À la ferme de M. Nguyen Dinh Hoai (My Thanh, Yen Thanh), spécialisée dans l'élevage porcin industriel à grande échelle, il emploie jusqu'à 10 personnes à temps plein, dont 3 vétérinaires, avec des salaires mensuels allant de 2,5 à 3 millions de VND. « Trouver trois diplômés d'une école vétérinaire pour travailler à la ferme a été très difficile. On trouve facilement des ouvriers non qualifiés, mais les personnes compétentes et qualifiées sont très rares. Ces trois-là sont originaires du district, diplômés d'une école vétérinaire, et possèdent l'expertise et les compétences nécessaires. Ils travaillent donc simultanément pour plusieurs fermes, tout en gérant un magasin d'aliments pour animaux et de médicaments vétérinaires et en proposant des services de soins aux animaux… »

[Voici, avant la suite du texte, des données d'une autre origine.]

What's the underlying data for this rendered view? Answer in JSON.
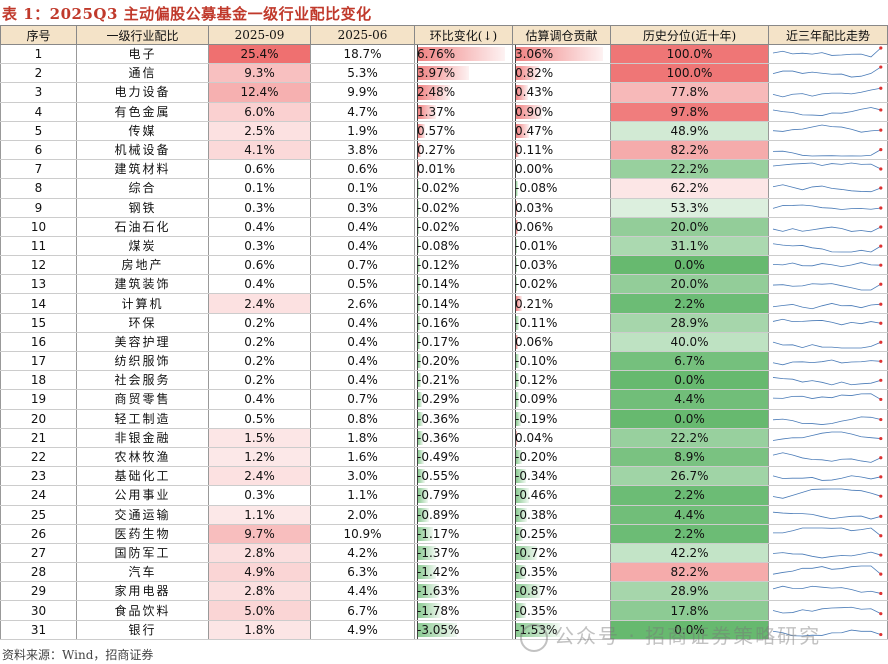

Dans le contexte actuel d'industrialisation et de modernisation de l'agriculture et des zones rurales, la demande de main-d'œuvre qualifiée possédant des connaissances scientifiques et techniques s'accroît. Le programme national de développement des zones rurales, qui prévoit notamment la mécanisation de la production, exige des agriculteurs une connaissance de base du fonctionnement, de l'utilisation, de l'entretien et de la réparation des machines agricoles. Or, très peu d'élèves, après avoir terminé leurs études secondaires, s'orientent vers ces métiers. Par ailleurs, la mise en place de zones de production spécialisées et extensives, la production de biens de consommation courante et la fabrication de produits de haute qualité requièrent toutes une main-d'œuvre hautement qualifiée, dotée de connaissances scientifiques et techniques.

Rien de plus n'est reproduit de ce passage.